Pressure Technologies (LSE: PRES) is a company that might not be on the tip of our tongues, but after I saw a morning share-price jump of 25% I had to take a closer look.
The reason for the leap — it’s up 33.5p, or 23%, to 180p as I write — is clear, as the firm has just released a full-year trading update that spoke of strong performances and indicated that adjusted EBIT will be “slightly ahead of market expectations“.
Now that’s not exactly unbridled ebullience, and Pressure Technologies shareholders have had a rough ride over the past few years. In fact, the shares were commanding around 770p apiece at their peak in the summer of 2014. So if you’d bought then you’d be sitting on a 77% loss even after today’s spike, with the market cap of the AIM-listed firm today standing at a relatively low £26m.
It is, of course, all down to the carnage in the oil and gas business. Pressure Technologies describes itself as a specialist “in technology for the containment and control of liquids and gases in pressure systems“, and started life as a maker of high pressure seamless steel gas cylinders. Since then it has expanded through acquisition, coming to market in 2007. The company was doing well, and then the oil shock hit.
An oversold bargain?
With Brent Crude down around $48 a barrel, from above $110 in June 2014, the oil and gas industry has severely cut back on capital expenditure and has been shelving a lot of its exploration plans.

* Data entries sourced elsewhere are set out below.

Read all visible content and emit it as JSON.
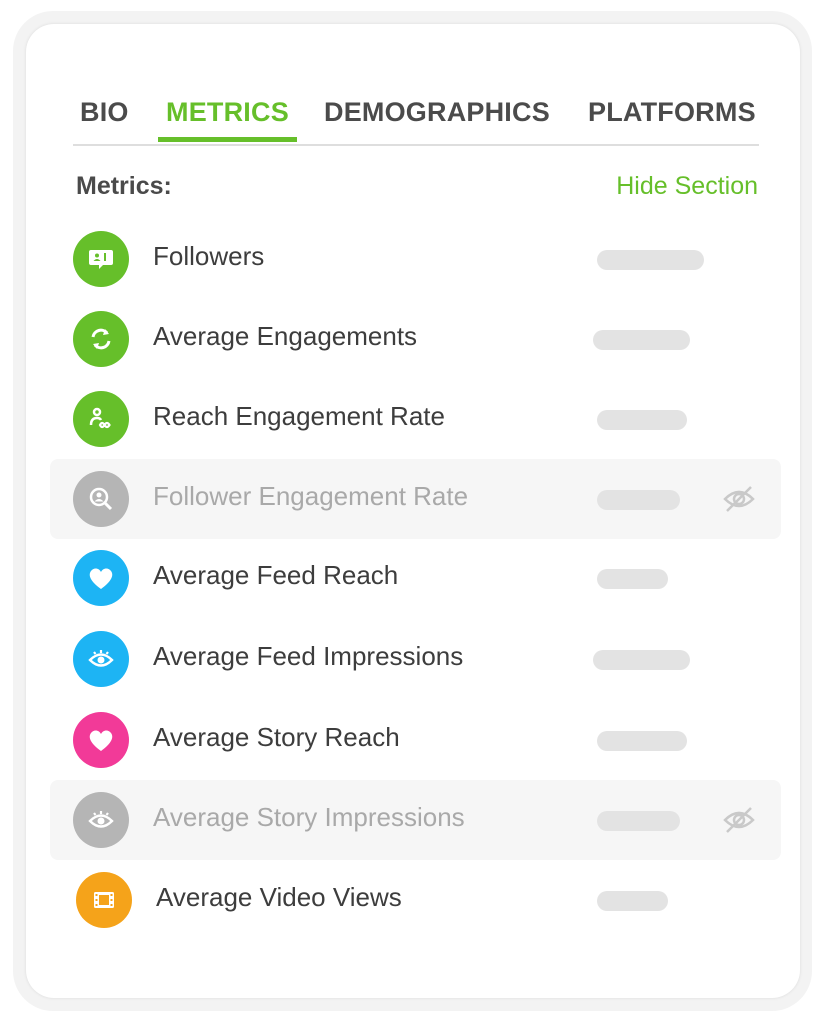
{
  "tabs": [
    {
      "label": "BIO",
      "active": false
    },
    {
      "label": "METRICS",
      "active": true
    },
    {
      "label": "DEMOGRAPHICS",
      "active": false
    },
    {
      "label": "PLATFORMS",
      "active": false
    }
  ],
  "section": {
    "title": "Metrics:",
    "hide_label": "Hide Section"
  },
  "colors": {
    "accent_green": "#66bf2a",
    "blue": "#1db4f4",
    "pink": "#f23a98",
    "orange": "#f5a31a",
    "grey": "#b5b5b5"
  },
  "metrics": [
    {
      "label": "Followers",
      "icon": "chat-bubble-user-icon",
      "color": "#66bf2a",
      "hidden": false
    },
    {
      "label": "Average Engagements",
      "icon": "refresh-icon",
      "color": "#66bf2a",
      "hidden": false
    },
    {
      "label": "Reach Engagement Rate",
      "icon": "person-infinity-icon",
      "color": "#66bf2a",
      "hidden": false
    },
    {
      "label": "Follower Engagement Rate",
      "icon": "user-search-icon",
      "color": "#b5b5b5",
      "hidden": true
    },
    {
      "label": "Average Feed Reach",
      "icon": "heart-icon",
      "color": "#1db4f4",
      "hidden": false
    },
    {
      "label": "Average Feed Impressions",
      "icon": "eye-icon",
      "color": "#1db4f4",
      "hidden": false
    },
    {
      "label": "Average Story Reach",
      "icon": "heart-icon",
      "color": "#f23a98",
      "hidden": false
    },
    {
      "label": "Average Story Impressions",
      "icon": "eye-icon",
      "color": "#b5b5b5",
      "hidden": true
    },
    {
      "label": "Average Video Views",
      "icon": "film-icon",
      "color": "#f5a31a",
      "hidden": false
    }
  ]
}
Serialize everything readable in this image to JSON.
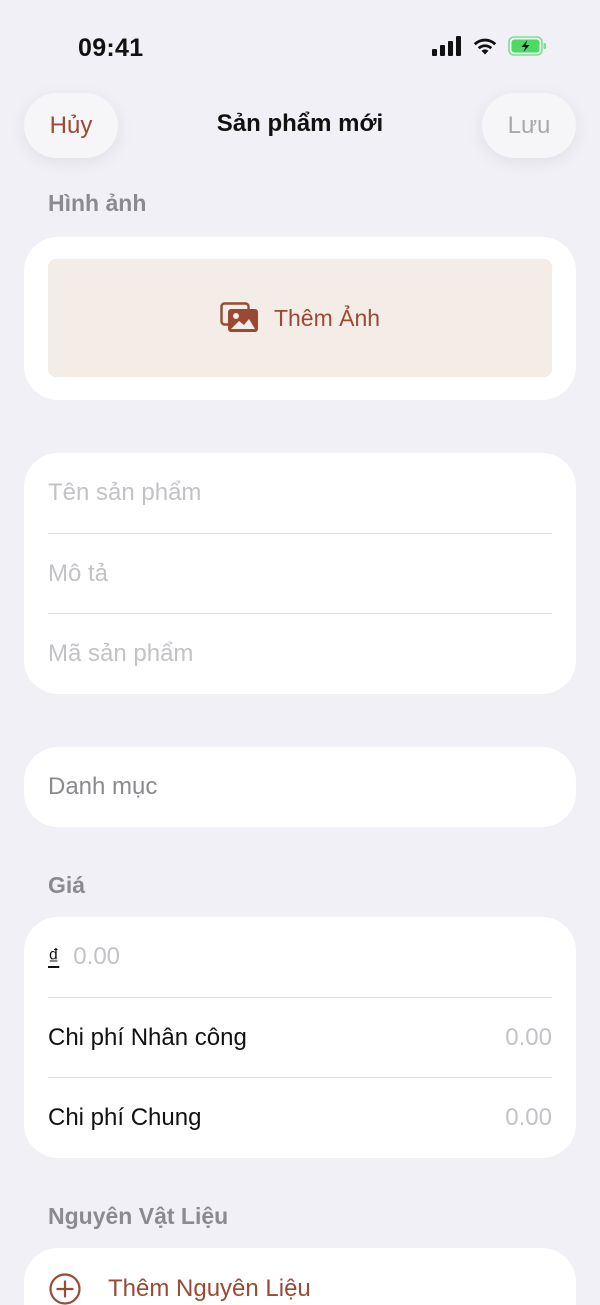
{
  "status_bar": {
    "time": "09:41",
    "icons": [
      "cellular-signal-icon",
      "wifi-icon",
      "battery-charging-icon"
    ],
    "battery_color": "#4cd964"
  },
  "nav": {
    "cancel_label": "Hủy",
    "title": "Sản phẩm mới",
    "save_label": "Lưu"
  },
  "images_section": {
    "label": "Hình ảnh",
    "add_photo_label": "Thêm Ảnh",
    "add_photo_icon": "photo-stack-icon"
  },
  "info_fields": {
    "name_placeholder": "Tên sản phẩm",
    "description_placeholder": "Mô tả",
    "code_placeholder": "Mã sản phẩm"
  },
  "category": {
    "placeholder": "Danh mục"
  },
  "price_section": {
    "label": "Giá",
    "currency_symbol": "₫",
    "price_placeholder": "0.00",
    "labor_cost_label": "Chi phí Nhân công",
    "labor_cost_value": "0.00",
    "overhead_cost_label": "Chi phí Chung",
    "overhead_cost_value": "0.00"
  },
  "materials_section": {
    "label": "Nguyên Vật Liệu",
    "add_material_label": "Thêm Nguyên Liệu",
    "add_icon": "plus-circle-icon"
  },
  "colors": {
    "accent": "#9a4a33",
    "background": "#f0f0f6",
    "card": "#ffffff",
    "photo_button_bg": "#f3ece7",
    "placeholder": "#c2c2c7",
    "section_label": "#8a8a8f"
  }
}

And that’s had a severe knock-on effect on the picks-and-shovels firms, like Pressure Technologies, that supply the big players.
As a result, that’s led to forecasts for a drop in EPS of almost 70% this year, which looks like a crashing disappointment compared to the doubling we saw in the year to September 2014. But that expected drop puts the shares on a prospective P/E of 12.5 for the year just ended, and that’s before taking into account the latest news suggesting that EPS is set to come in ahead of expectations.
At the halfway stage, Pressure Technologies recorded net debt of £7.5m after having had net cash of £5.8m six months previously, and that will cause some anxiety — but according to the latest, the debt position has improved since then with the group being “strongly cash generative in the second half“. The company’s facility with Lloyds Banking Group looks solid, and with the interim dividend being left unchanged as expected, the expected full-year dividend of 8.4p is surely safe — it would be covered by earnings and would yield 4.7% on the latest share price.
Back to growth!
Earnings were already predicted to be back to growth next year with a 20% boost on the cards (which would drop the P/E to a little over 10), and I’d be surprised if newer forecasts don’t improve on that now.
Pressure Technologies says it should be “in a strong position when the market returns“, and to me it’s looking like a convincing proposition at the moment — and it could reward investors well over the next few years.